I don’t see where anybody is being told how to behave, but fair enough.
You don’t see where AK84 thinks that Palo has a responsibility to inform the neighbor? That’s telling him how to behave.
No more so than everyone else telling him not to.
What I meant was that you have very limited control over what your kids see and hear and learn when they’re away from you, and there’s no good practical way to change that, because there’s no way to force the world to become something you approve of your child being “exposed to”.
He may have the right to have his kid transferred to another teacher. So he hasn’t “lost that right” since he let his kid outside.

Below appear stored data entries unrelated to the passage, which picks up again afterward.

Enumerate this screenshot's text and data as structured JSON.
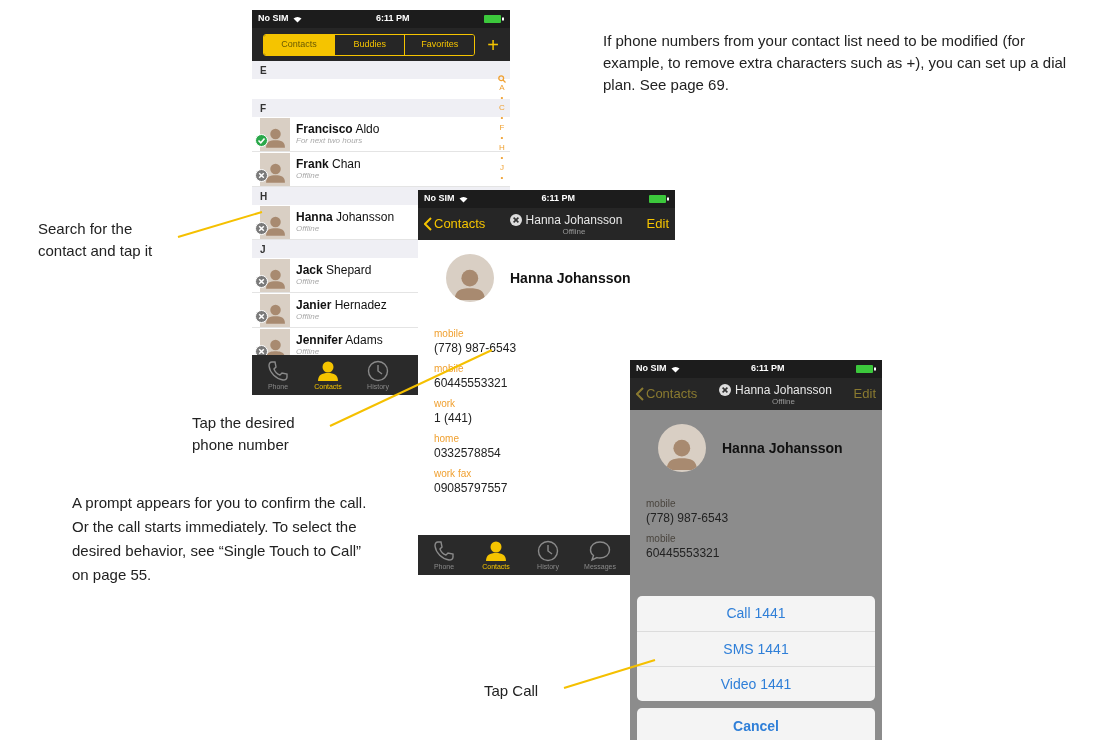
{
  "callouts": [
    {
      "text": "If phone numbers from your contact list need to be modified (for example, to remove extra characters such as +), you can set up a dial plan. See page 69."
    },
    {
      "text": "Search for the contact and tap it"
    },
    {
      "text": "Tap the desired phone number"
    },
    {
      "text": "A prompt appears for you to confirm the call. Or the call starts immediately. To select the desired behavior, see “Single Touch to Call” on page 55."
    },
    {
      "text": "Tap Call"
    }
  ],
  "contact_list_screen": {
    "status_bar": {
      "carrier": "No SIM",
      "time": "6:11 PM"
    },
    "segments": [
      {
        "label": "Contacts",
        "selected": true
      },
      {
        "label": "Buddies",
        "selected": false
      },
      {
        "label": "Favorites",
        "selected": false
      }
    ],
    "add_button": "+",
    "sections": [
      {
        "letter": "E"
      },
      {
        "letter": "F",
        "contacts": [
          {
            "first": "Francisco",
            "last": "Aldo",
            "available": true,
            "note": "For next two hours"
          },
          {
            "first": "Frank",
            "last": "Chan",
            "available": false,
            "note": "Offline"
          }
        ]
      },
      {
        "letter": "H",
        "contacts": [
          {
            "first": "Hanna",
            "last": "Johansson",
            "available": false,
            "note": "Offline"
          }
        ]
      },
      {
        "letter": "J",
        "contacts": [
          {
            "first": "Jack",
            "last": "Shepard",
            "available": false,
            "note": "Offline"
          },
          {
            "first": "Janier",
            "last": "Hernadez",
            "available": false,
            "note": "Offline"
          },
          {
            "first": "Jennifer",
            "last": "Adams",
            "available": false,
            "note": "Offline"
          }
        ]
      }
    ],
    "index": [
      "A",
      "•",
      "C",
      "•",
      "F",
      "•",
      "H",
      "•",
      "J",
      "•"
    ],
    "tab_bar": [
      {
        "label": "Phone",
        "selected": false
      },
      {
        "label": "Contacts",
        "selected": true
      },
      {
        "label": "History",
        "selected": false
      }
    ]
  },
  "contact_detail_screen": {
    "status_bar": {
      "carrier": "No SIM",
      "time": "6:11 PM"
    },
    "nav": {
      "back": "Contacts",
      "title": "Hanna Johansson",
      "subtitle": "Offline",
      "edit": "Edit"
    },
    "name": "Hanna Johansson",
    "fields": [
      {
        "label": "mobile",
        "value": "(778) 987-6543"
      },
      {
        "label": "mobile",
        "value": "60445553321"
      },
      {
        "label": "work",
        "value": "1 (441)"
      },
      {
        "label": "home",
        "value": "0332578854"
      },
      {
        "label": "work fax",
        "value": "09085797557"
      }
    ],
    "tab_bar": [
      {
        "label": "Phone",
        "selected": false
      },
      {
        "label": "Contacts",
        "selected": true
      },
      {
        "label": "History",
        "selected": false
      },
      {
        "label": "Messages",
        "selected": false
      }
    ]
  },
  "call_prompt_screen": {
    "status_bar": {
      "carrier": "No SIM",
      "time": "6:11 PM"
    },
    "nav": {
      "back": "Contacts",
      "title": "Hanna Johansson",
      "subtitle": "Offline",
      "edit": "Edit"
    },
    "name": "Hanna Johansson",
    "fields": [
      {
        "label": "mobile",
        "value": "(778) 987-6543"
      },
      {
        "label": "mobile",
        "value": "60445553321"
      }
    ],
    "action_sheet": {
      "actions": [
        "Call 1441",
        "SMS 1441",
        "Video 1441"
      ],
      "cancel": "Cancel"
    }
  }
}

What is offensive about it? Parents control what their kids are exposed to all the time, for better or worse, why should this be any different?
Do children belong to the collective now, so that parental influence is nil?
Well I suppose that’s true, one can request a change of teacher for pretty much any reason. Of course, the school has the right to deny him. He also has the right to change schools, of course. What he doesn’t have the right to do is demand some evidence that his kid’s teacher isn’t gay, so he still doesn’t, in practical terms, get the right to NOT have a gay teacher for his kid.
What exactly do you think he’s being ‘exposed’ to?
What is deeply offensive is that a normal, highly competent and respected teacher should be deemed some mysterious ‘threat’ that the children might be ‘exposed to’ purely because he’s gay. Please explain to me how that is NOT offensive.